Lamongan, Perpaduan Kuliner dan Fanatisme Sepakbola

 

Spanduk Nasi Uduk di Tribun suporter Persela lamongan

Lamongan, sebuah kabupaten di pesisir utara pulau jawa, hanya berjarak 47 kilometer dengan jarak tempuh 1 jam setengah dari kota Surabaya. Lamongan memiliki nama yang cukup melegenda di telinga pecinta kuliner, bukan tanpa alasan, Lamongan memiliki segudang makanan khas yang mampu memanjakan lidah para penikmatnya.

Soto Ayam, Penyetan, Pecel Lele, Wingko Babat dan masih banyak lagi kuliner asli yang tercipta dari tangan-tangan magis masyarakat kota Lele, dengan penduduk satu setengah juta kurang, banyak masyarakat Lamongan berani hijrah dan menjajakan cita rasa Lamongan disetiap sudut kota-kota di Indonesia. Dengan jumlah besar diaspora pedagang kuliner Lamongan mampu mengenalkan nama kotanya untuk dikenal oleh masyarakat luar.

Medio 2000an, publik sepakbola tanah air dikejutkan dengan kemunculan tim antah berantah dari kota antah berantah pula, tim itu bernama Persela. Kemunculan Persela di kasta tertinggi menjadi tanda dimulainya era gila bola di kabupaten Lamongan, seluruh kalangan masyarakat menyambut kehadiran tim yang tak pernah diperhitungkan di per-sepakbola-an nasional, Persela menjadi identitas baru yang membawa nama Lamongan semakin melejit di telinga.

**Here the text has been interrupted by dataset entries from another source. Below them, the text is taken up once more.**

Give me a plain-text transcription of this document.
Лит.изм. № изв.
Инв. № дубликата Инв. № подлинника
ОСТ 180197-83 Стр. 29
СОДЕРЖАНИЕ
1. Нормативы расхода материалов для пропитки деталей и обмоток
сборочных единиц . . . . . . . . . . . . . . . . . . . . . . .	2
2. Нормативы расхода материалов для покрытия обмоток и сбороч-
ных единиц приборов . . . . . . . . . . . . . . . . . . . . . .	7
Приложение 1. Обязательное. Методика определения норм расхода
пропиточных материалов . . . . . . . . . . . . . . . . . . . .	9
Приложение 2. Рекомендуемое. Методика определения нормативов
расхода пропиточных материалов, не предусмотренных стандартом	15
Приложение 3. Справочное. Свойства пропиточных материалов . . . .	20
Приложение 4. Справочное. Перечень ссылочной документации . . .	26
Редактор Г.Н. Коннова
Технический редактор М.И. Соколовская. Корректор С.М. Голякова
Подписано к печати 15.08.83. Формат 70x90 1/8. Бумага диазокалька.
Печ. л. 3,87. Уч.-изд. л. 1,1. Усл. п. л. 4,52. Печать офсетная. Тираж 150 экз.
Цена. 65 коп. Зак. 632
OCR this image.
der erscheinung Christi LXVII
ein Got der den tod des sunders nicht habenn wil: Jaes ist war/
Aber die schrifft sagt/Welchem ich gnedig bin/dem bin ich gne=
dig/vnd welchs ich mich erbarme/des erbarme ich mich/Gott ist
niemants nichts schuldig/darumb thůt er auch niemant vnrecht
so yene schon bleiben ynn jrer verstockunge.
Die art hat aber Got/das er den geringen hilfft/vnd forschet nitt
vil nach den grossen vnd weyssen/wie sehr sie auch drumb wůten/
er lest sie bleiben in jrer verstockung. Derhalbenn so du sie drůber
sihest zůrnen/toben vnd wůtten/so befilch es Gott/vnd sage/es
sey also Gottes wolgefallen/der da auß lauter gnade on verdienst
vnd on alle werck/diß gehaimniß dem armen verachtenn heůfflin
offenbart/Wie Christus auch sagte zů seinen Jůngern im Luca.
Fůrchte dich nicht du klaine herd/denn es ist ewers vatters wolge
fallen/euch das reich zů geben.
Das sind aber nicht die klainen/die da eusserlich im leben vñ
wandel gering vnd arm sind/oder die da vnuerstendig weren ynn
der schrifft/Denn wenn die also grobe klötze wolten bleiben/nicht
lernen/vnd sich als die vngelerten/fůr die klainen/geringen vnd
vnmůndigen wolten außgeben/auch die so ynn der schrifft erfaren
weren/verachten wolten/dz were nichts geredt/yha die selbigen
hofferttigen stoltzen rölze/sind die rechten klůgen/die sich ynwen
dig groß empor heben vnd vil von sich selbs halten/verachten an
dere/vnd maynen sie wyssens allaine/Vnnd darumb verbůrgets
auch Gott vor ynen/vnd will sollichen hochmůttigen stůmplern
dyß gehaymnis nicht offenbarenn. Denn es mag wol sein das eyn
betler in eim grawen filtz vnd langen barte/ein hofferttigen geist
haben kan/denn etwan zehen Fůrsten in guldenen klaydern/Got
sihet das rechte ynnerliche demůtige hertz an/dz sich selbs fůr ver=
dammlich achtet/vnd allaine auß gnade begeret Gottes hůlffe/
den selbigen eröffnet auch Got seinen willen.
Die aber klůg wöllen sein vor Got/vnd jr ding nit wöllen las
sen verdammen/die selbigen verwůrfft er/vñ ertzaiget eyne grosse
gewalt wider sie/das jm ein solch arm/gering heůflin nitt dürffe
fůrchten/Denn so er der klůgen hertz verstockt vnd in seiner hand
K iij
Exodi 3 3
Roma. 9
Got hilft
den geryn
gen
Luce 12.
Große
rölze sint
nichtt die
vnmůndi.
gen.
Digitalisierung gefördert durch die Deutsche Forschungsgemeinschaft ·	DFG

Suporter Persela dan Spanduk Pecel Lele

Sinergi masyarakat diaspora yang hidup di luar kota dengan sepakbola Lamongan berjalan lurus, orang-orang yang hatinya masih tertaut dengan Lamongan tersebut menambah daya gedor Persela Lamongan jika bertandang ke luar kota, alasan pastinya adalah kehadiran mereka menambah semangat pemain yang bermain untuk Lamongan dan mewakili diri mereka yang ada di tribun. Kuliner dan Persela menjadi dua identitas yang tak terpisahkan, tak jarang spanduk lapak mereka juga terpampang di tribun penonton sebagai representasi dua identitas kota Lele.